Um ano depois, levou um Leão de ouro com o filme “Homem de 40 anos”, que tratou do problema do etarismo muito antes dele se tornar um assunto.
Ainda assim, alguns publicitários criticam Washington por nunca ter abraçado – mesmo em anos recentes – temas como igualdade de gênero, diversidade e sustentabilidade.
Depois da DPZ, associou-se à agência suíça GGK, que passou a se chamar W/GGK no Brasil. Em 1986, ao lado dos sócios Javier Llussá Ciuret e Gabriel Zellmeister, assumiu o controle da agência e a renomeou W/Brasil, que acabou se tornando uma das agências de publicidade mais conhecidas do mundo.
A história da W/Brasil foi eternizada no livro de Fernando de Morais, Na Toca dos Leões. O livro conta como Olivetto era craque em criar anúncios de oportunidade. Quando o Papa João Paulo II condenou a pílula anticoncepcional, ele botou no ar um anúncio da Jontex, “o anticoncepcional sem contra-indicação.”
Seu maior trauma pessoal, como dizia em suas palestras, foi o sequestro promovido por um grupo terrorista de extrema esquerda do Chile. Washington ficou 53 dias em cativeiro, em 2001.
Em 2010, a W/Brasil foi vendida para a McCann, hoje do Grupo Interpublic, e foi um dos raros casos em que uma agência estrangeira permitiu que seu nome no Brasil estampasse a letra de um brasileiro na frente. Nascia a WMcCann.
Hugo Rodrigues, que sucedeu Washington como chairman, disse ao Brazil Journal que enquanto estiver à frente da agência, o W estará na porta.
“Além de reverenciar os melhores, temos que estar próximos deles, e perder o W seria imensurável.”
Washington será imortal como as marcas que eternizou.
“Bombril é só um exemplo,” disse Hugo. “Ele transformou um amortecedor em uma marca com memorabilidade inigualável. Ele fez Rider competir com Havaianas. Ele conseguiu ser tema de escola de samba.
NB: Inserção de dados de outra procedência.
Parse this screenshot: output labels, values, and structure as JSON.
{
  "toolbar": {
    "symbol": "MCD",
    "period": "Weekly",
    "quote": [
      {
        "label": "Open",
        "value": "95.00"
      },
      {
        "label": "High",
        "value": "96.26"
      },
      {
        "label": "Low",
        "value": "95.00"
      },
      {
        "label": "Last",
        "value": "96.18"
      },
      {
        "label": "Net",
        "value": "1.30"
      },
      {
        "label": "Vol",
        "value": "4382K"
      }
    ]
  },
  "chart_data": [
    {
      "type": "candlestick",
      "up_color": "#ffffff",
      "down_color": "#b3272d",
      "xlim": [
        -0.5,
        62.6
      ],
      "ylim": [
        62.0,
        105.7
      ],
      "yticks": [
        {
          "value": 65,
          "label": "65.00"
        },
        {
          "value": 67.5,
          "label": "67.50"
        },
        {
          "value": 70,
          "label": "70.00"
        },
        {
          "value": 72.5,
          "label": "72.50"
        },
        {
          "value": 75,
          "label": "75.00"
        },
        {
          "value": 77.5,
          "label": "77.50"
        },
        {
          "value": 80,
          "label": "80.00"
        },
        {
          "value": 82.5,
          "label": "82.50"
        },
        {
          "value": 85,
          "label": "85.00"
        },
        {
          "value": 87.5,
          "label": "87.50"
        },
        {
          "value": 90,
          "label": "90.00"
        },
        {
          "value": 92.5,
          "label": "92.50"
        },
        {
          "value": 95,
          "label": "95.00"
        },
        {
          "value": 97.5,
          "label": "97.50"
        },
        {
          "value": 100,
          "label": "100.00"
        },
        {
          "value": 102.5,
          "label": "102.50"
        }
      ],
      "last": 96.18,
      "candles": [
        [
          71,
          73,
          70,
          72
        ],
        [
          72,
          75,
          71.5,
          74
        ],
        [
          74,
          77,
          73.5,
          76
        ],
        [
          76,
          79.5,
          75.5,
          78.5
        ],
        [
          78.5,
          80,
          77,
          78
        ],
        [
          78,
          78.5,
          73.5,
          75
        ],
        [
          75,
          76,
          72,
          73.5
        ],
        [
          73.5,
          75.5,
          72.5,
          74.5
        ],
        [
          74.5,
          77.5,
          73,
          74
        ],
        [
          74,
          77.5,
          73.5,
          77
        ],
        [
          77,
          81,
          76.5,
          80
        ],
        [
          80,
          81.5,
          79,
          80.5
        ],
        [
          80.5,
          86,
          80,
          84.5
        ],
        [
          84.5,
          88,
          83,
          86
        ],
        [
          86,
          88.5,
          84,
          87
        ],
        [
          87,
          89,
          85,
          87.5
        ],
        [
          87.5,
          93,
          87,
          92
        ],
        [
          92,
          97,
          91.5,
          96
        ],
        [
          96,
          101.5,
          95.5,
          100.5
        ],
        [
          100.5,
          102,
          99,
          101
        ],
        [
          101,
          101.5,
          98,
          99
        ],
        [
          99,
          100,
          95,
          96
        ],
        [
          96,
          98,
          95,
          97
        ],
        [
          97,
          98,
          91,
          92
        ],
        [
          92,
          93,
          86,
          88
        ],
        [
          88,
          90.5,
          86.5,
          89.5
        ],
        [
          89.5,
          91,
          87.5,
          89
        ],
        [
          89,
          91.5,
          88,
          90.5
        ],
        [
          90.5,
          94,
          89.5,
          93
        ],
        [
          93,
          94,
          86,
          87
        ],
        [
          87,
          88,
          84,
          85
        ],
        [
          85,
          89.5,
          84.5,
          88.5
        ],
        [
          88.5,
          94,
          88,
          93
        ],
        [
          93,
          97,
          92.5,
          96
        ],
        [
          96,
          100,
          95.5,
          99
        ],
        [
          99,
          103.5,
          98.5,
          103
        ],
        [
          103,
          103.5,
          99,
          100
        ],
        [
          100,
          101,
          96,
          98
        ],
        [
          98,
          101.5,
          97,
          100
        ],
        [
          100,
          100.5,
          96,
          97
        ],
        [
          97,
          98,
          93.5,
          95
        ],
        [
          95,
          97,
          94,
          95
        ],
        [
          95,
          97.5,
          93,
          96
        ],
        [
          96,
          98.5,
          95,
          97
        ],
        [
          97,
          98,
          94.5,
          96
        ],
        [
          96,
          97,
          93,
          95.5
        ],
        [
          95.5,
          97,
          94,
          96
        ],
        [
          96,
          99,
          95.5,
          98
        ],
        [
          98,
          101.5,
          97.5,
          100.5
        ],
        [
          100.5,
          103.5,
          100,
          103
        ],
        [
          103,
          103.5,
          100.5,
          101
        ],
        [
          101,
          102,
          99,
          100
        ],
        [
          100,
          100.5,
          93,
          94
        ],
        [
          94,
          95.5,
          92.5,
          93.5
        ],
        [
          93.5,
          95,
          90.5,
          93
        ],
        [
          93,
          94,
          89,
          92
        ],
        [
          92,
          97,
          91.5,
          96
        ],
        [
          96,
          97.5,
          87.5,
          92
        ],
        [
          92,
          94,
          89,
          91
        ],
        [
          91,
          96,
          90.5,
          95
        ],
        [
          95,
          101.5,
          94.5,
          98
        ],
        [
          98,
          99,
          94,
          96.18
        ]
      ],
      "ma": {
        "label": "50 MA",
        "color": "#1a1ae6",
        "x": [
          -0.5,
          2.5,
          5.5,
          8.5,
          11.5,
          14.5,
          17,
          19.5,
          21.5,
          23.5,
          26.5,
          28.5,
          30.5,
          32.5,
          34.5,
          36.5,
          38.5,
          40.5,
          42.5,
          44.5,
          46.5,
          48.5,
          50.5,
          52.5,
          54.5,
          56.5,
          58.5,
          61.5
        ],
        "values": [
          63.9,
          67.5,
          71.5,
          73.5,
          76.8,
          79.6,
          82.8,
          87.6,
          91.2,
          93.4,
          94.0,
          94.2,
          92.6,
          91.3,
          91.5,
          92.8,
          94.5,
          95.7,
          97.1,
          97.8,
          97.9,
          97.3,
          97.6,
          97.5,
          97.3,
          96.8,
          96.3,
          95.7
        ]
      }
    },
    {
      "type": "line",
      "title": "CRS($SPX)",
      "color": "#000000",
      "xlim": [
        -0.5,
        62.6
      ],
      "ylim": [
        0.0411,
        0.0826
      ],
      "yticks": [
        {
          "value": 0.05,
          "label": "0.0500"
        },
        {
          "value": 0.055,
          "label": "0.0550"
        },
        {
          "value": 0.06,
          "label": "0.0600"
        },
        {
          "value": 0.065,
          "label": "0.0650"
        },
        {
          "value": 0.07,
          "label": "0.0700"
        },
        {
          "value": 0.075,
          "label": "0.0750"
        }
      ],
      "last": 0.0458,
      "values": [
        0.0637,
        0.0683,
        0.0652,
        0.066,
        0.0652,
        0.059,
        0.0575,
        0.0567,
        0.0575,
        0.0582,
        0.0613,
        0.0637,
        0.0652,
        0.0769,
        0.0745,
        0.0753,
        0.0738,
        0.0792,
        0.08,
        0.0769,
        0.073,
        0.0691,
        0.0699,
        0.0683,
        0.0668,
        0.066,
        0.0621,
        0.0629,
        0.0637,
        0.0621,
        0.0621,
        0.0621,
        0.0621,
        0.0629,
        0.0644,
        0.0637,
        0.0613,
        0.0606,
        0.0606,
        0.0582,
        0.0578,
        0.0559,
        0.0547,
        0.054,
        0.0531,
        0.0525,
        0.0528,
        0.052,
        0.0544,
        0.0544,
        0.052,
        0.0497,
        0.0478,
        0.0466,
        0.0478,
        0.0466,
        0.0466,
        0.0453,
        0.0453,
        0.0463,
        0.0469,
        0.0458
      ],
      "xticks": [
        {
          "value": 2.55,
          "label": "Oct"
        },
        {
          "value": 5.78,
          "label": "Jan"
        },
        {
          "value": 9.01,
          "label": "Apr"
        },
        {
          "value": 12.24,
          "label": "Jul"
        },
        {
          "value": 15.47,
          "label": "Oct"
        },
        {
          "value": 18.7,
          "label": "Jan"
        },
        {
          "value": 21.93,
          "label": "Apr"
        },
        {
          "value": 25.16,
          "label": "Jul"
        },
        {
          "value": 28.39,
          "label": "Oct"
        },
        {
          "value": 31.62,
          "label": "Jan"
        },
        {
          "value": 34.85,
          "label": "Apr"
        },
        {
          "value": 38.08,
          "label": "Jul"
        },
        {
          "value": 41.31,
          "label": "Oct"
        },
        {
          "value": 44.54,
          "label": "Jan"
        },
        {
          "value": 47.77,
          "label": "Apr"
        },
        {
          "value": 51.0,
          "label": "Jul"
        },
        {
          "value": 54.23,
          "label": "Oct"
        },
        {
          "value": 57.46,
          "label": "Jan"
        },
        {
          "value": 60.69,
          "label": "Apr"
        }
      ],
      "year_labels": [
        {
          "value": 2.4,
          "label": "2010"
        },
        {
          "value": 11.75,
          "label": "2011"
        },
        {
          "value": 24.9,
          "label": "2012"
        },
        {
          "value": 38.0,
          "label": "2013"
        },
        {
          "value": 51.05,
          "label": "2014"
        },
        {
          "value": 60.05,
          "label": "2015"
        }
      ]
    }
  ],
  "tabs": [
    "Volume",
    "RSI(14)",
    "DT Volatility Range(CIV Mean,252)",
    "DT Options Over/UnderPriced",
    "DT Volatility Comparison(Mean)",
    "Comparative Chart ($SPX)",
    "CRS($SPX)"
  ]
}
Um hit musical.”
Mas Hugo também reflete como é difícil, no mundo atual, replicar a genialidade de Washington, nesta era em que a comunicação tem doses cavalares de dados e métricas – e muito pouca coragem.
“A originalidade, apesar de sedutora, traz mais riscos e nem sempre as marcas querem correr tantos riscos.”
Em fevereiro, numa conversa com o Brazil Journal, Washington disse que há muito não gostava do que via nas propagandas, apontando a perda da qualidade de parte dos veículos de mídia e a obsessão por algoritmos.
Também reclamou que o politicamente correto inibiu a criatividade, e que a publicidade deixou de cumprir dois dos três objetivos a que se propõe: construir marcas e entrar na cultura popular. Na sua visão, a publicidade hoje “só ajuda as empresas a vender mais.”
Washington foi morar com a família em Londres em 2017. Brincava que, nos últimos anos, se transformou em “um dos poucos youtubers sêniores do mundo.” Nas vindas frequentes ao Brasil, gravava seu W/Cast na sala de seu apartamento em Ipanema, entrevistando amigos e antigos clientes.
Washington morreu depois de ficar internado quase cinco meses por complicações pulmonares.
Deixa a mulher, Patrícia, e três filhos: Homero e os gêmeos Antônia e Theo.
ERRAMOS
Uma versão anterior deste post atribuiu incorretamente a autoria da campanha da camisa do Fernandinho a Olivetto. A campanha é de autoria por Ruy Lindenberg.